Pros and Cons of Internet Use
While I think that the Internet is very important, there are pros and cons we have to consider:
- The Internet is constantly being updated with the newest research and ideas.
- The Internet lets us access people who are experts in their fields and talented at presenting information in a way we can easily learn.
- The Internet can be interactive.
- Videos and websites can make subjects “come alive” even more than living books can!
- The Internet is constantly being updated. This makes it tough for small companies like HomeschoolingTorah to keep up with dead links and pages that no longer exist.
- The Internet gives us access to people who have quickly made a website without checking primary sources or caring about accuracy.
- The Internet can load slowly, especially for families who live in rural areas, or its monthly access can get expensive.
- Videos and websites can be difficult to see together, as a family, if the family has only one screen or device.
- If you find a dead link. I wish it weren’t true, but you’ll occasionally find links to websites that no longer exist. Sometimes this happens because a website has had a nice face lift. 🙂 Always try searching for the website, but if you still can’t find it, feel free to contact us.
To Search for a Website:
Let’s pretend you are trying to access a website about Einstein in our Algebra 1 curriculum. The link we’ve given you is http://www.aip.org/history/einstein/inbrief.htm. Sadly, when you click that link, you find out it no longer exists.

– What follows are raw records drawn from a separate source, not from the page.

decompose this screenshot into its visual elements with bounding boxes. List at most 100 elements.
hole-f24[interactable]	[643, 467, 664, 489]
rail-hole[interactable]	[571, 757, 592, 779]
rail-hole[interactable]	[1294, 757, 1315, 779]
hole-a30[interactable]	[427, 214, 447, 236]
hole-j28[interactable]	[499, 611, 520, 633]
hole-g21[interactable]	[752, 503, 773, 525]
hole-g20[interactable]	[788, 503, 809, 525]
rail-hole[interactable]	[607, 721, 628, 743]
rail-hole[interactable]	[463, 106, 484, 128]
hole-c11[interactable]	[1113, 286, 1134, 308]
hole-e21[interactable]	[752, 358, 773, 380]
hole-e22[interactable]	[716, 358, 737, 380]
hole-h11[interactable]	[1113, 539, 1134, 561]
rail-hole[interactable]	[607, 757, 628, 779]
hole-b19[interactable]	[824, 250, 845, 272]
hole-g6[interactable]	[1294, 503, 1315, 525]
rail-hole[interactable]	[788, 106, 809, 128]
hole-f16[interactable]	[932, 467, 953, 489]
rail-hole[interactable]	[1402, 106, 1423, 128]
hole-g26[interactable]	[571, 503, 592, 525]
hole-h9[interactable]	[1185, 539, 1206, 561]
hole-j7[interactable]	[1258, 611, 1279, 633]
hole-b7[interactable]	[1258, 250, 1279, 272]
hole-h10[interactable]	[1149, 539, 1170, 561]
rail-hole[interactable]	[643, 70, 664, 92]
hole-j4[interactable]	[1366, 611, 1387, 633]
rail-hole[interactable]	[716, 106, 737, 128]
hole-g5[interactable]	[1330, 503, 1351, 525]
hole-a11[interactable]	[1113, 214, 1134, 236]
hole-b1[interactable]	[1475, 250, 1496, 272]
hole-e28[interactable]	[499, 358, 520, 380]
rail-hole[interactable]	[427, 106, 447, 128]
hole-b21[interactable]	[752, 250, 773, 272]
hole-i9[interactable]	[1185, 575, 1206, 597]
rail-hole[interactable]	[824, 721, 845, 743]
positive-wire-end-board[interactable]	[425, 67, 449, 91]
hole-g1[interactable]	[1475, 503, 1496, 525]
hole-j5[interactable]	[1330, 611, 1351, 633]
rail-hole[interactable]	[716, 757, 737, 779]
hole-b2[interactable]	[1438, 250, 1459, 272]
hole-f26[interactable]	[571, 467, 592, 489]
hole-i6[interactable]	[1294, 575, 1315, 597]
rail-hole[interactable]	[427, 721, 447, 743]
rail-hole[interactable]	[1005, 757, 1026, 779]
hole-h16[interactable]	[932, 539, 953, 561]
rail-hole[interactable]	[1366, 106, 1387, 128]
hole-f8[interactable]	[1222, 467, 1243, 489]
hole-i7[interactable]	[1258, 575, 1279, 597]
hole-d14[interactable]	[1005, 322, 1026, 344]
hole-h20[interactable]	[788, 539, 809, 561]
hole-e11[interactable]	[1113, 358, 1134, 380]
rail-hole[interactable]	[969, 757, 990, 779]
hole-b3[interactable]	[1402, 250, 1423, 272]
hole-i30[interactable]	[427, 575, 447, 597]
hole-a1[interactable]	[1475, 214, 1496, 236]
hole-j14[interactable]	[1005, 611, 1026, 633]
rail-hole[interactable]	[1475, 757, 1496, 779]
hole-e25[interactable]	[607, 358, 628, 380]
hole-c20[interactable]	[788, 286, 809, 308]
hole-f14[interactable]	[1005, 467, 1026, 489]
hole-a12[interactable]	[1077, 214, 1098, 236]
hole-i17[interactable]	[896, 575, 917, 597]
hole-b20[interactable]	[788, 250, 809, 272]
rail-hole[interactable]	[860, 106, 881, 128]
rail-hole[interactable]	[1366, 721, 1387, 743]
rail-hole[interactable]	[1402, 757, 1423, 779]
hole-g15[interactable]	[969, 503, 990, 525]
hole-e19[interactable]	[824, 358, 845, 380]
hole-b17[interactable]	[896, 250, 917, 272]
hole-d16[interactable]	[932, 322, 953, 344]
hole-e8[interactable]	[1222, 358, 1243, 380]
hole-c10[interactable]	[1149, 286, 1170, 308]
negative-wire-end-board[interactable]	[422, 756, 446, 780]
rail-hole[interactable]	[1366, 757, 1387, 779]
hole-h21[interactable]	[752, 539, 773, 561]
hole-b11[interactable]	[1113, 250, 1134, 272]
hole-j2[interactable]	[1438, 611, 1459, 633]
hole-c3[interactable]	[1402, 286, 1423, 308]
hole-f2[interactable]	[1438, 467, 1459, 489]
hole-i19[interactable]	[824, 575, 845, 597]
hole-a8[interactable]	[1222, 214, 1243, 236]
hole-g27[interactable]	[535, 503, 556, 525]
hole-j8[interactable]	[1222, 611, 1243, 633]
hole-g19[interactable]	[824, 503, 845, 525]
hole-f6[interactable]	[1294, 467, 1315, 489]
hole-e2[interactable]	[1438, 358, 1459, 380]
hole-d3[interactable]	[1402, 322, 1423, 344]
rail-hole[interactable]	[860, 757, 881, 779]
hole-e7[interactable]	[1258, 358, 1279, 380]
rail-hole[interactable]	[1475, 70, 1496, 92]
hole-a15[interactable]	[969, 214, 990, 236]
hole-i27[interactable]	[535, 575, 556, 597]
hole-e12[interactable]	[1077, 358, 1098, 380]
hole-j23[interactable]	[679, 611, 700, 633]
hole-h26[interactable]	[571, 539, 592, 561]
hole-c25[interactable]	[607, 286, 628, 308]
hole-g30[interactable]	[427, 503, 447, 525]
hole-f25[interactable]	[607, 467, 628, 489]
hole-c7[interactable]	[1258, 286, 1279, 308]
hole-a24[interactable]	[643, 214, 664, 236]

- You could try visiting the AIP website to search for “Einstein.” Many websites do have a search feature on their home page.
- You could search Google by typing “site:” in front of the name of the website, plus the search term you’re looking for (which is “Einstein” in this example).
Congratulations! You have now found the missing webpage at https://www.aip.org/history/exhibits/einstein/.
- To use the Internet when you have unreliable service. If you’re depending on dial-up or 4G to watch YouTubes, you’ll probably get frustrated very quickly. Thankfully, YouTube is one company that is starting offer ways to watch their videos offline.
Note: It appears that this service might only be available by subscription to YouTube Red. If you know of a better solution, please let us know in the comments below.
- To View Websites and Videos from Your TV Screen. One of the best ways to use the Internet with several students at once, or even your whole family, is to turn your TV screen into a computer monitor. There are a variety of ways to do this, and anyone at a BestBuy or RadioShack could help you do this. Our family has chosen to use the Google ChromeCast device, which plugs into the side of our TV. Other streaming devices include a Roku device and an Amazon Firestick.
As you can see, some of these things cost money. Maybe my original goal of keeping homeschooling affordable isn’t as easy as I once thought! Instead of purchasing living books, I’m purchasing tech equipment and service subscriptions. However, when I add it up, these things can still be cheaper than purchasing books.
I suppose it comes down to personality and our unique family situations. Books are good, and the Internet can be, too, as long as I see each of these things as tools that our Father gives us to help us equip and train our children.